Het Commissariaat voor de Media kan aanbieders van audiovisuele mediadiensten op aanvraag tevens ontheffing verlenen van bovengenoemde verplichtingen indien deze gelet op de aard of het onderwerp van de mediadienst op aanvraag praktisch onhaalbaar of ongerechtvaardigd zou zijn. Dergelijke ontheffingen zijn ook mogelijk voor aanbieders van omroepdiensten die op hun programmakanalen niet voldoende Europese producties kunnen aanbieden.

Er moet dan sprake zijn van bijzondere gevallen die samenhangen met de aard van het aanbod (bijvoorbeeld gericht op een zeer specifieke doelgroep, zoals kinderen) of het onderwerp (bijvoorbeeld zeer specifiek type aanbod, zoals Amerikaanse series) en/of het niet voldoende kunnen verkrijgen van rechten van Europese producties of bijzondere economische omstandigheden, zoals opstartproblemen van nieuwe diensten.

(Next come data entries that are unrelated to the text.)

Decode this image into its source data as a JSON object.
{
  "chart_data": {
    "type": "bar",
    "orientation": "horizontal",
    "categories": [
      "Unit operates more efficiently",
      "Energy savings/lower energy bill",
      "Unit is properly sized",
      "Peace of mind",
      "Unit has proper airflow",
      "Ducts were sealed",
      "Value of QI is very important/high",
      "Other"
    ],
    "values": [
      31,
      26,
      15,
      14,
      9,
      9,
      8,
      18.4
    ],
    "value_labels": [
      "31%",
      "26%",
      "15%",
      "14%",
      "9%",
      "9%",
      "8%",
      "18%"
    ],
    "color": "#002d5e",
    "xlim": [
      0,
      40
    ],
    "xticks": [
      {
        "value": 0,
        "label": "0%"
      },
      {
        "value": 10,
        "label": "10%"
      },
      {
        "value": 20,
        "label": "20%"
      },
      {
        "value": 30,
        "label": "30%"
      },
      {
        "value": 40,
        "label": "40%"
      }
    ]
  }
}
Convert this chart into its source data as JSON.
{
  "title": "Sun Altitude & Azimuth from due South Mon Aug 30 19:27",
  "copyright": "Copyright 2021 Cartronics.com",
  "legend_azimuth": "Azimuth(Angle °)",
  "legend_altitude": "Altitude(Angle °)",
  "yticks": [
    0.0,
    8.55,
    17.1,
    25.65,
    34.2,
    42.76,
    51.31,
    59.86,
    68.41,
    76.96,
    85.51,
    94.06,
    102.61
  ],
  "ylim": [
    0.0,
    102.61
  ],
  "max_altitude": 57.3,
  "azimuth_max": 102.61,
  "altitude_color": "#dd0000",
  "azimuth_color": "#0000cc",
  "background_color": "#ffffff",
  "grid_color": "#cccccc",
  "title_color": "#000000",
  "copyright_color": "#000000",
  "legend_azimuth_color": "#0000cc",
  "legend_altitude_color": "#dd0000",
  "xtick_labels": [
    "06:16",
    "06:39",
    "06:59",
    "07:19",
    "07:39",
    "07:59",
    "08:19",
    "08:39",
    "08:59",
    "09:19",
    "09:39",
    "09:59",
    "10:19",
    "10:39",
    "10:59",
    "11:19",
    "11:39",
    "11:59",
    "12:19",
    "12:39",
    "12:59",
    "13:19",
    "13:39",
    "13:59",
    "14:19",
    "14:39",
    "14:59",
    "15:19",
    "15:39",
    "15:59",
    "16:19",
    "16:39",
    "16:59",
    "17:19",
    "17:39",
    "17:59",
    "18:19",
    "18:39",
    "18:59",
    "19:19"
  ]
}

Bij aanbieders van omroepdiensten kunnen ontheffingen maximaal voor de looptijd van een toestemming worden verleend. Er zijn ook tijdelijke ontheffingen mogelijk. Deze kunnen worden verleend als nieuwe diensten niet vanaf het begin aan het vereiste percentage van Europese producties kunnen voldoen, door bijvoorbeeld opstartproblemen, maar na enkele jaren wel het vereiste percentage kunnen behalen. Tijdelijke ontheffingen kunnen worden verleend voor maximaal drie kalenderjaren, waarbij binnen deze periode in beginsel moet worden toegegroeid naar het voorgeschreven aandeel van 50% bij aanbieders van omroepdiensten dan wel 30% bij aanbieders van mediadiensten op aanvraag op basis van vooraf vastgestelde staffels. Op verzoek van een omroepdienst of aanbieder van een mediadienst op aanvraag kunnen de staffels bij het toekennen van een dergelijke ontheffing worden aangepast aan de specifieke omstandigheden van de dienst.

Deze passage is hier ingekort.